Nous partons sur le coup de 8h30, en direction de Palais. Notre gite est situé 2 kilomètres au sud. Le fameux crachin breton nous accueille lorsque nous rentrons dans la « capitale » de Belle Ile en mer. Après une petite course à la pharmacie, nous marchons en direction de la citadelle Vauban et ses imposantes fortifications. Petite pause photos puis nous attaquons réellement la journée. Une entêtante odeur de fenouil nous accompagne. Le sentier côtier tient toutes ses promesses car ça monte et descend régulièrement. Nous surplombons de très jolies petites plages et criques désertes.
Après avoir ramassé quelques mûres, sèches et peu goûteuses, nous nous arrêtons pour notre premier pique nique au bord de la mer. L’endroit est agréable selon certains car à l’abri du vent, pas terrible pour un autre car au bord de la plage, avec une forte odeur de marée. Des oiseaux guettent la moindre miette qui tombe. Puis petite sieste d’une quinzaine de minutes, pour ne pas changer les habitudes du Continent ! Myriam et Fafoune s’aventurent à mettre les pieds dans l’eau mais pas plus… Si on avait eu un thermomètre, je suis sûr qu’on aurait relevé 17 degrés !

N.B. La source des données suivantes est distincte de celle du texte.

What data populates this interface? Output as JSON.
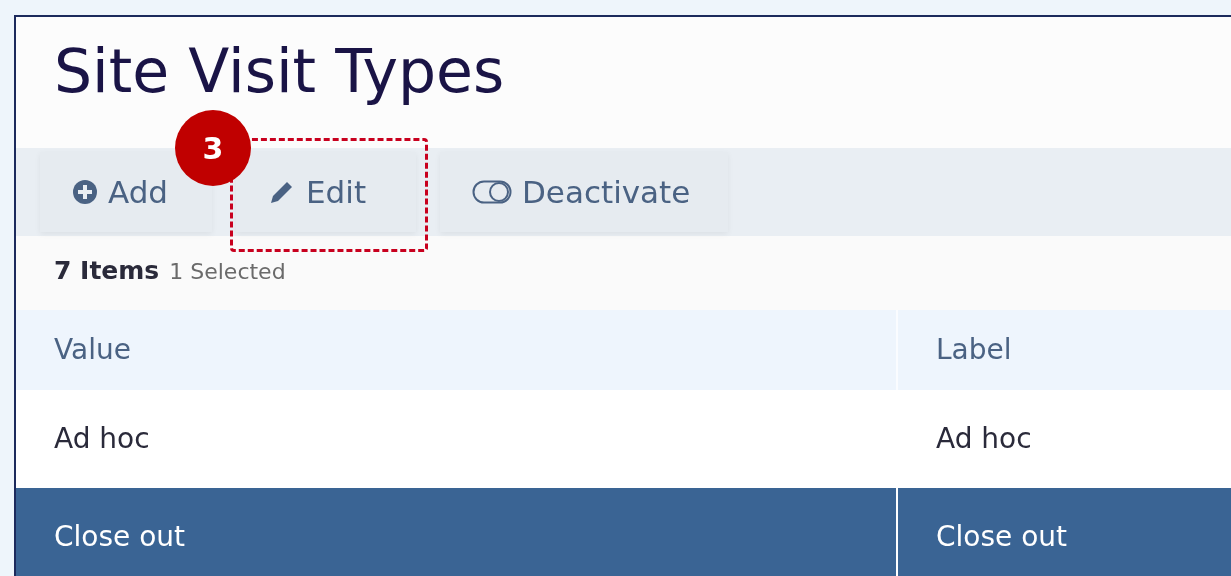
{
  "page": {
    "title": "Site Visit Types"
  },
  "toolbar": [
    {
      "kind": "add",
      "label": "Add"
    },
    {
      "kind": "edit",
      "label": "Edit",
      "callout": "3"
    },
    {
      "kind": "deactivate",
      "label": "Deactivate"
    }
  ],
  "summary": {
    "count": "7 Items",
    "selected": "1 Selected"
  },
  "table": {
    "columns": [
      "Value",
      "Label"
    ],
    "rows": [
      {
        "cells": [
          "Ad hoc",
          "Ad hoc"
        ],
        "selected": false
      },
      {
        "cells": [
          "Close out",
          "Close out"
        ],
        "selected": true
      }
    ]
  }
}
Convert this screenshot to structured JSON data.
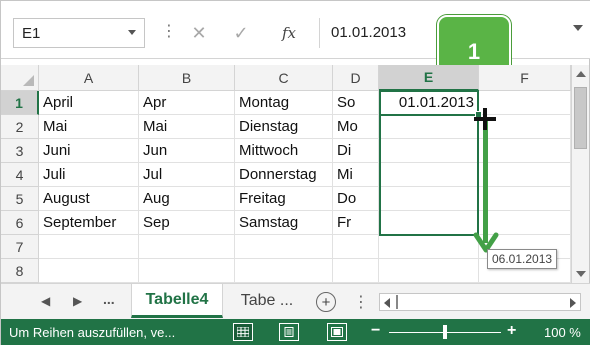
{
  "formula_bar": {
    "name_box": "E1",
    "formula": "01.01.2013",
    "cancel_glyph": "✕",
    "enter_glyph": "✓",
    "fx_glyph": "fx",
    "more_glyph": "⋮"
  },
  "columns": [
    "A",
    "B",
    "C",
    "D",
    "E",
    "F"
  ],
  "rows": [
    "1",
    "2",
    "3",
    "4",
    "5",
    "6",
    "7",
    "8"
  ],
  "cells": {
    "A": [
      "April",
      "Mai",
      "Juni",
      "Juli",
      "August",
      "September"
    ],
    "B": [
      "Apr",
      "Mai",
      "Jun",
      "Jul",
      "Aug",
      "Sep"
    ],
    "C": [
      "Montag",
      "Dienstag",
      "Mittwoch",
      "Donnerstag",
      "Freitag",
      "Samstag"
    ],
    "D": [
      "So",
      "Mo",
      "Di",
      "Mi",
      "Do",
      "Fr"
    ],
    "E1": "01.01.2013"
  },
  "fill_tooltip": "06.01.2013",
  "step_badge": "1",
  "sheet_tabs": {
    "nav_prev": "◀",
    "nav_next": "▶",
    "nav_more": "...",
    "active": "Tabelle4",
    "other": "Tabe ...",
    "add": "+",
    "dots": "⋮"
  },
  "status_bar": {
    "message": "Um Reihen auszufüllen, ve...",
    "zoom_minus": "−",
    "zoom_plus": "+",
    "zoom": "100 %"
  },
  "colors": {
    "accent": "#217346",
    "drag_arrow": "#43a047",
    "badge": "#5ab446"
  },
  "icons": [
    "chevron-down-icon",
    "cancel-icon",
    "enter-icon",
    "function-icon",
    "add-sheet-icon",
    "normal-view-icon",
    "page-layout-icon",
    "page-break-icon",
    "fill-handle-cursor-icon"
  ]
}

La route jusqu'au port de Sauzon est interminable… Nous voyons bien le bar où nous irons boire une bière tout à l’heure mais il faut contourner l’anse pour pouvoir remonter de l'autre côté et l’atteindre. Encore une heure de marche environ… Nous l’atteignons enfin et nous arrêtons pour y boire un verre bien mérité. Mais on ne traine pas trop, pas loin de 45 mn tout de même car il reste encore une heure à marcher.
La fin de cette journée est ventée, très ventée même quand nous arrivons à la Pointe des Poulains. L’endroit est splendide ! Il y a un phare au loin, au bout de la pointe, les vagues se fracassent contre les rochers et on profite du spectacle. Nous sommes seuls, les derniers touristes ayant rejoint leur voiture. Nous attendons le taxi, nous remémorant cette belle journée.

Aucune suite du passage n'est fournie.